Caio Fabbricio, Venezia, Pasquali, 1744 (Caio Fabbrizio)

 SCENA VIII
 
 FABBRIZIO e poi SESTIA
 
 FABBRIZIO
 Quai malefici influssi
 volgono in questo ciel! Qui fede in bando,
 qui ragione in dispregio,
 qui giustizia in obblio. Scorgo anche inciampi
795per l’istessa innocenza. Or m’odi, o figlia.
 SESTIA
 Che fia?
 FABBRIZIO
                   Chi mai pensato
 l’avrebbe?
 SESTIA
                       E che?
 FABBRIZIO
                                      Sotto nimiche spoglie
 Volusio...
 SESTIA
                    (L’idol mio).
 FABBRIZIO
 Sta nel campo di Pirro.
 SESTIA
                                             Anche a’ miei lumi
800poc’anzi egli s’offerse;
 ma ne sparì qual ombra.
 FABBRIZIO
 Io il vidi. Io il ravvisai
 tra’ reali custodi.
 SESTIA
 Qual desio? Qual pensier...
 FABBRIZIO
                                                    Siasi qual voglia,
805tutto è indegno di lui.
 SESTIA
                                          Gli favellasti?
 FABBRIZIO
 No, ma con torvo sguardo
 gli minacciai l’ire di Roma e mie.
 SESTIA
 Forse volge gran cose.
 FABBRIZIO
 Inique o perigliose.
 SESTIA
810La sua virtù...
 FABBRIZIO
                            Qui veggo
 non virtù ma furore.
 SESTIA
 L’amor...
 FABBRIZIO
                    Non più. Torni Volusio al Tebro.

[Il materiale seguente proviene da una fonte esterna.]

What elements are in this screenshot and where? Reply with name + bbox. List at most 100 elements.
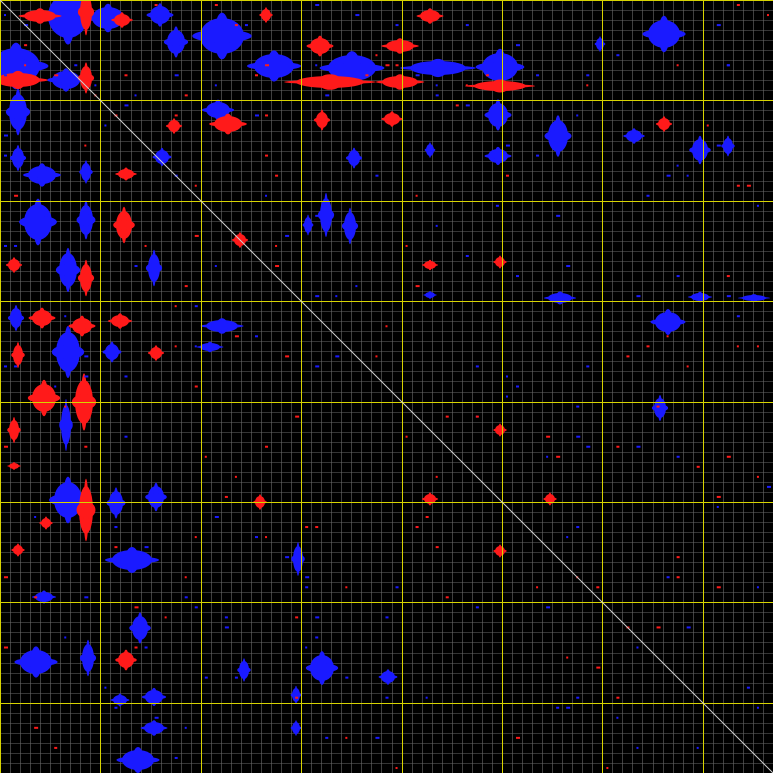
red-speckle [465,84,468,87]
blue-region-fringe [117,693,123,707]
red-region-fringe [498,423,502,437]
red-region-fringe [119,12,125,28]
red-speckle [224,495,228,498]
blue-speckle [385,616,389,619]
red-region-fringe [10,70,26,90]
blue-speckle [736,315,740,318]
red-speckle [616,445,620,448]
blue-speckle [54,385,57,388]
red-speckle [425,516,429,519]
blue-speckle [576,526,580,529]
red-region-fringe [316,35,324,57]
blue-region-fringe [242,658,246,682]
blue-speckle [325,94,330,97]
red-region-fringe [38,307,46,329]
red-speckle [174,305,177,308]
red-region-fringe [395,38,405,54]
red-region-fringe [39,379,49,417]
red-speckle [375,355,378,358]
red-speckle [345,586,348,589]
blue-speckle [14,365,18,368]
red-region-fringe [498,544,502,558]
red-speckle [194,234,199,237]
contact-map-canvas [0,0,773,773]
blue-speckle [14,244,18,247]
blue-speckle [305,576,310,579]
red-speckle [596,666,601,669]
blue-region-fringe [63,326,73,378]
blue-speckle [305,646,308,649]
red-speckle [736,345,739,348]
blue-region-fringe [347,207,353,245]
red-speckle [134,646,138,649]
red-speckle [485,74,489,77]
blue-speckle [315,365,320,368]
blue-speckle [435,94,439,97]
blue-speckle [576,405,580,408]
blue-speckle [104,686,107,689]
blue-region-fringe [63,476,73,524]
blue-speckle [516,44,521,47]
blue-speckle [4,365,8,368]
blue-region-fringe [494,99,502,131]
red-speckle [415,194,418,197]
blue-speckle [556,706,560,709]
blue-region-fringe [296,542,300,576]
blue-region-fringe [696,291,704,303]
blue-speckle [4,134,9,137]
blue-speckle [74,64,78,67]
red-speckle [766,14,769,17]
red-speckle [596,586,600,589]
red-region-fringe [548,492,552,506]
red-region-fringe [16,342,20,368]
blue-speckle [4,74,8,77]
blue-speckle [636,746,639,749]
red-region-fringe [223,113,233,135]
blue-speckle [315,636,319,639]
blue-region-fringe [598,36,602,52]
red-speckle [516,736,521,739]
red-region-fringe [661,116,667,132]
blue-speckle [475,365,479,368]
blue-speckle [676,164,679,167]
red-region-fringe [83,259,89,297]
red-speckle [124,214,128,217]
red-speckle [626,355,630,358]
red-speckle [415,285,420,288]
blue-speckle [114,526,118,529]
blue-speckle [305,586,309,589]
blue-speckle [184,726,187,729]
blue-speckle [194,606,198,609]
red-region-fringe [12,462,16,470]
blue-speckle [505,395,508,398]
blue-speckle [465,24,469,27]
red-region-fringe [83,62,89,94]
blue-speckle [265,194,268,197]
red-speckle [114,546,118,549]
blue-speckle [686,174,689,177]
blue-speckle [355,14,360,17]
red-speckle [24,64,27,67]
blue-speckle [104,24,107,27]
blue-speckle [114,706,118,709]
red-region-fringe [11,257,17,273]
blue-speckle [636,445,641,448]
red-speckle [756,475,759,478]
red-speckle [546,435,551,438]
blue-speckle [666,174,671,177]
red-speckle [234,475,237,478]
red-speckle [405,244,408,247]
blue-region-fringe [109,341,115,363]
blue-speckle [666,576,670,579]
blue-speckle [315,4,320,7]
red-region-fringe [498,255,502,269]
red-speckle [54,746,58,749]
red-speckle [656,626,661,629]
red-speckle [194,184,197,187]
red-speckle [666,335,669,338]
blue-speckle [425,696,428,699]
blue-region-fringe [150,720,158,736]
blue-speckle [44,214,48,217]
blue-speckle [14,104,18,107]
blue-region-fringe [317,651,327,685]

 Da te n’esca il comando; e s’ei ti opponga
 o timori d’amante
815o trofei di guerriero,
 tu assicura il suo amor; ma che coltivi
 altri allori alla chioma,
 e gli dirai che basta un Muzio a Roma.
 
    Era meglio in dura sorte
820sospirar per la sua morte
 che tremar per la sua gloria.
 
    Senno regga il suo valore;
 né gli faccia o sdegno o amore
 deturpar la sua memoria.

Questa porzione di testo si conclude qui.